JAKARTA – Koalisi Masyarakat Sipil Penyelamat BUMN, Pusat Studi Hukum Energi dan Pertambangan, serta Lembaga Konsultasi dan Bantuan Hukum Universitas Sahid Jakarta, resmi mendaftarkan uji materiil ke Mahkamah Agung atas Peraturan Pemerintah Nomor 47 Tahun 2017 tentang Penambahan Penyertaan Modal Negara ke Dalam Modal Saham PT Indonesia Asahan Aluminium (Inalum),
Kamis (4/12). Permohonan teregistrasi di Kapaniteraan MA dengan Nomor 001/HUM/2018.
Ahmad Redi, Juru Bicara Koalisi, mengatakan permohonan uji materiil PP 47/2017 merupakan bentuk ijtihad konstitusional koalisi untuk memastikan bahwa holdingisasi yang dilakukan pemerintah dengan menghapus status BUMN (Persero) PT Aneka Tambang Tbk (ANTM), PT Bukit Asam Tbk (PTBA), dan PT Timah Tbk (TINS) merupakan kebijakan yang keliru karena bertentangan dengan Pasal 33 ayat (2) dan ayat (3) UUD 1945, UU Keuangan Negara, UU BUMN, dan UU Minerba.
“Negara kehilangan penguasaaan secara langsung atas Antam, Bukit Asam, dan Timah.

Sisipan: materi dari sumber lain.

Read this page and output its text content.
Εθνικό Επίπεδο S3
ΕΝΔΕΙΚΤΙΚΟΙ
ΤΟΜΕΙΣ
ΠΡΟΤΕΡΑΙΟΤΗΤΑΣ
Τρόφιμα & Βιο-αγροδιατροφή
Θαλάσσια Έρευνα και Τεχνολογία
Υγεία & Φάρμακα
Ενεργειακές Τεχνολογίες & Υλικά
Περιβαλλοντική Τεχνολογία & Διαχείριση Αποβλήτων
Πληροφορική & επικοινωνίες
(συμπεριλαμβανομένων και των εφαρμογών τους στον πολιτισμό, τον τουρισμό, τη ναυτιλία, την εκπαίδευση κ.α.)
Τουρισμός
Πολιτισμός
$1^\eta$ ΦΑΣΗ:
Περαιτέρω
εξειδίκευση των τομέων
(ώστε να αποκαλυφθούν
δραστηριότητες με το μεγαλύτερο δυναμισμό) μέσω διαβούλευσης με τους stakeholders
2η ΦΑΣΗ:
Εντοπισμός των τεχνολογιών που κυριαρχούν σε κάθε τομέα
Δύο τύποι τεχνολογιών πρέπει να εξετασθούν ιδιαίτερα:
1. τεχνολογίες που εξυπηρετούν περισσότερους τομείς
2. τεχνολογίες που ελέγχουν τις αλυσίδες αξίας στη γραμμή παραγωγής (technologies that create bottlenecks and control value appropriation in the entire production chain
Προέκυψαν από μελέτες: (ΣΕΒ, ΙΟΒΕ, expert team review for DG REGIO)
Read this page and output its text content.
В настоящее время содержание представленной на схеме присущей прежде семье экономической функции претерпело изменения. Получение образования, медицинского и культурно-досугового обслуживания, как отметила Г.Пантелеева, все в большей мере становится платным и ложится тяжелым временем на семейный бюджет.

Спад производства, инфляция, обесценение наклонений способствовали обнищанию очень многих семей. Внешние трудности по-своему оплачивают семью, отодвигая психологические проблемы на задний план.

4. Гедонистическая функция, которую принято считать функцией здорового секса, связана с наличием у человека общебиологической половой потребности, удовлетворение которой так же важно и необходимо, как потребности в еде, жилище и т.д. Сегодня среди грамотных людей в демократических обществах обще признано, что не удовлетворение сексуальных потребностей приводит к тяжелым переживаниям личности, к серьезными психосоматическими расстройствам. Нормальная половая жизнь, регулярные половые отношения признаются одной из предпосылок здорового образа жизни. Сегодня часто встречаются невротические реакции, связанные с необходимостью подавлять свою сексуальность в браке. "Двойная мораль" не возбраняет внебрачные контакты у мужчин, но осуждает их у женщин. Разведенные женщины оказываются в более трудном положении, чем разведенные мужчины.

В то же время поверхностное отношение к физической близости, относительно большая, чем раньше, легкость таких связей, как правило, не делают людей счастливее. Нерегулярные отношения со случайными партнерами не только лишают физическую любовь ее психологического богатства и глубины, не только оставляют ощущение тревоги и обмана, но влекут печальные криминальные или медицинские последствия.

Padahal menurut UU Keuangan Negara, penyertaan modal negara harus melalui mekanisme APBN yang berarti harus mendapat persetujuan DPR,” kata Redi kepada Dunia Energi, Kamis (4/1).
Dia menambahkan, hilangnya kontrol pemerintah dan DPR secara langsung pada Antam, Bukit Asam dan Timah sangat berbahaya mengingat telah terjadi tranformasi kekayaan negara menjadi bukan kekayaan negara lagi. Ini berakibat pada hilangnya pengawasan keuangan negara dari BPK, BPKP, dan KPK. Serta kemungkinan aksi korporasi holding yang berpotensi atau secara nyata merugikan kepentingan nasional karena perubahan bentuk dari perusahaan negara menjadi perusahaan swasta menghapus kontrol pemerintah dan DPR.
Koalisi Masyarakat Sipil Penyelamat BUMN terdiri atas Ahmad Redi, Agus Pambagio, Marwan Batubara, dan Lukman Manaulang.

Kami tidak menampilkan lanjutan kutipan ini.